Nancy Pelosi’s remarks on 20 April, followed a jury declaring a guilty verdict on all 3 counts against Officer Chauvin in his court case following Floyd’s murder. She stumbled on, but not without halting, for the a brief moment, to acknowledge the hurt of that invocation. Pelosi moved on, with lawmakers and a D.C. crowd looking on, with other police and military officers on stand-by, tasked with maintaining ‘law and order’ in case the verdict was not guilty, tell-tale indication of the US government’s faith and trust in the country’s legal system. The excessive police presence indicated the country’s faith in the verdict when neither the law, nor any order would answer the needs of Black people in America. “Heart-breaking.” Yes, that’s one word for it.

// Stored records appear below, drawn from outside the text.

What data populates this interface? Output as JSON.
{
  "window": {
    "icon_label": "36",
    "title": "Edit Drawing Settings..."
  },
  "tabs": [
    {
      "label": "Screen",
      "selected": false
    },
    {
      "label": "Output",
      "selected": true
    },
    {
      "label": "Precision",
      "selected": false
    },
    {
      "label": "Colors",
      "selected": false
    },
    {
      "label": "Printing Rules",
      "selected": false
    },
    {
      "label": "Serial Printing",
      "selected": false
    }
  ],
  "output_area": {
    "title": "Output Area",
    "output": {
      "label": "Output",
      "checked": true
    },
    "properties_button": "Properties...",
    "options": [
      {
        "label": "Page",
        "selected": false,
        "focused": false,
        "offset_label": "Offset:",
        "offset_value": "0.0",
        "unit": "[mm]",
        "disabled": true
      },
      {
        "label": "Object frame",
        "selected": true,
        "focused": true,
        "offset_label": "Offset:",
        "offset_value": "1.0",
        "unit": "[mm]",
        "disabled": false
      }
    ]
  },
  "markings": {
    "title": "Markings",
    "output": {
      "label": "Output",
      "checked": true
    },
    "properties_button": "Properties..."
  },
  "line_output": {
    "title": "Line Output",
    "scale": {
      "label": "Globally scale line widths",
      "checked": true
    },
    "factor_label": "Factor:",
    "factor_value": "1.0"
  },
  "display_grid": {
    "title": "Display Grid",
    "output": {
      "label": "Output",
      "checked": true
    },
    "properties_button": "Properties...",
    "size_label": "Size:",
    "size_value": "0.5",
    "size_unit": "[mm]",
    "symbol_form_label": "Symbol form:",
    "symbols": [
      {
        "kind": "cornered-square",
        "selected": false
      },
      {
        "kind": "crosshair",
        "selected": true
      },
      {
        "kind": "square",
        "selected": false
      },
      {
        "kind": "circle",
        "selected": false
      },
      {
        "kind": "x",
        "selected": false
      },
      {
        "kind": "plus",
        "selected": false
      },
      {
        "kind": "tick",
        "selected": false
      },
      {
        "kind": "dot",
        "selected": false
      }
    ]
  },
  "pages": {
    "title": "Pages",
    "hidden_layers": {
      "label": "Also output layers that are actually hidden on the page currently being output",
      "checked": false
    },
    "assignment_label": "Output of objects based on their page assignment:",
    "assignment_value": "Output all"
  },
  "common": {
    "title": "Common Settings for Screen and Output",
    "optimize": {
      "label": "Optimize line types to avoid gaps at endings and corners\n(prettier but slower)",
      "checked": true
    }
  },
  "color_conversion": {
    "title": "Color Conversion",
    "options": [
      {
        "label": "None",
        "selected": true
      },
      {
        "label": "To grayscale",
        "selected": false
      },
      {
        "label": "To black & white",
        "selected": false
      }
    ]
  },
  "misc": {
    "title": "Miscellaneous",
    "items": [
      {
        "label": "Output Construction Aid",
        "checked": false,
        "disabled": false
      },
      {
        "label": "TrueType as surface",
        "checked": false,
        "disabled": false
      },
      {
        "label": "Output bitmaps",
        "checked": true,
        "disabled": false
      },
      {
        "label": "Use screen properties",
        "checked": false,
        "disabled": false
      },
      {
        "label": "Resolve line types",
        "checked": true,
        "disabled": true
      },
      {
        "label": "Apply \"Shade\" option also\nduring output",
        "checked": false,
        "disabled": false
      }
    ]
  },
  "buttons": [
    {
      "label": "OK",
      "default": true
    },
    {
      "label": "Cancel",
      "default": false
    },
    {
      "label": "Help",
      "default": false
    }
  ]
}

This verdict is not a “good” thing, it was rather the only thing. Chauvin isn’t the only individual who needs to be held accountable for the George Floyd’s murder. While his actions will gain jail time, he was not alone. There are no “bad apples.” He should not be looked as the ultimate enemy that, once convicted, would magically fix the “justice” system for American Blacks. The entire system of racism and white supremacy is equally, if not more, responsible for this, must be held accountable and then dismantled. The country’s entire justice system seems to be enabling and encouraging Black abuse and death. That is the system that is upholding “justice.”
What Justice?
To exclaim that George Floyd has become a beacon of hope and symbol of justice is to negate the whole flawed system that even allowed an officer of the law to dig his knee in to the back of the neck of Floyd in broad daylight, for a whole nine minutes and 29 seconds, and his fellow accompanying officers just stood there and they did nothing. Justice comes at a price in America for Black people. Justice will not come until we dismantle the systems that perpetuate it. Empty words of rhetoric ignore Floyd’s story as a coloured man who was murdered by the police, and conveniently ignore the trauma that this entire process has re-ignited for the Black community, once again. Is George Floyd a martyr for uncertain “justice.”

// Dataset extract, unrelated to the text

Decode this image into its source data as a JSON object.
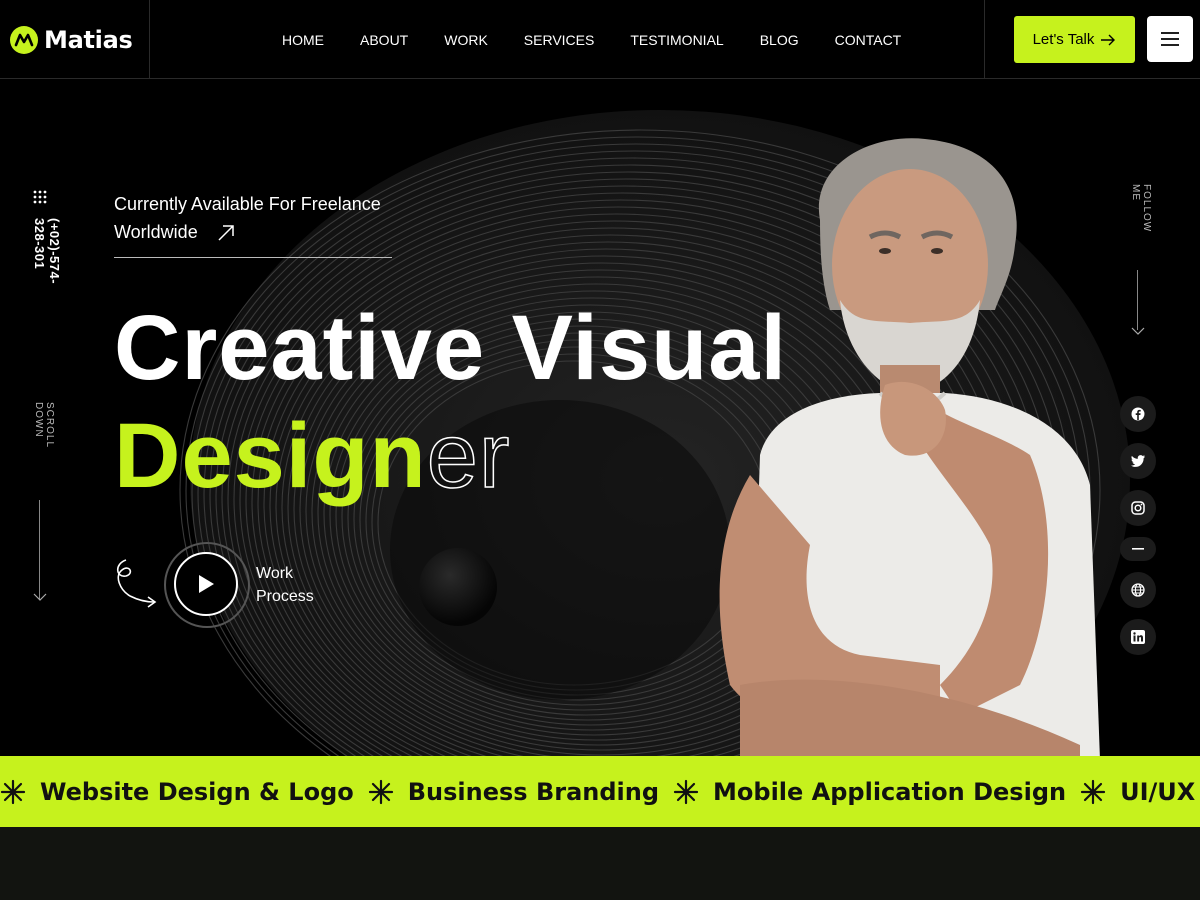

“Justice,” just like “sacrifice,” is a pretty dangerous word, though. It has constantly invoked by the Black community, but in reality, justice has been abused by lawmakers who continue to refuse justice for Black people, daily. Justice is used to signal a return to the correct order of balance the scales which govern our country. Nothing about this situation is either fair or just. As many point out, real and timely justice would have ensured that George Floyd was alive today. Justice was taken away, twisted and distorted; no justice was served, despite the enormous sacrifices made.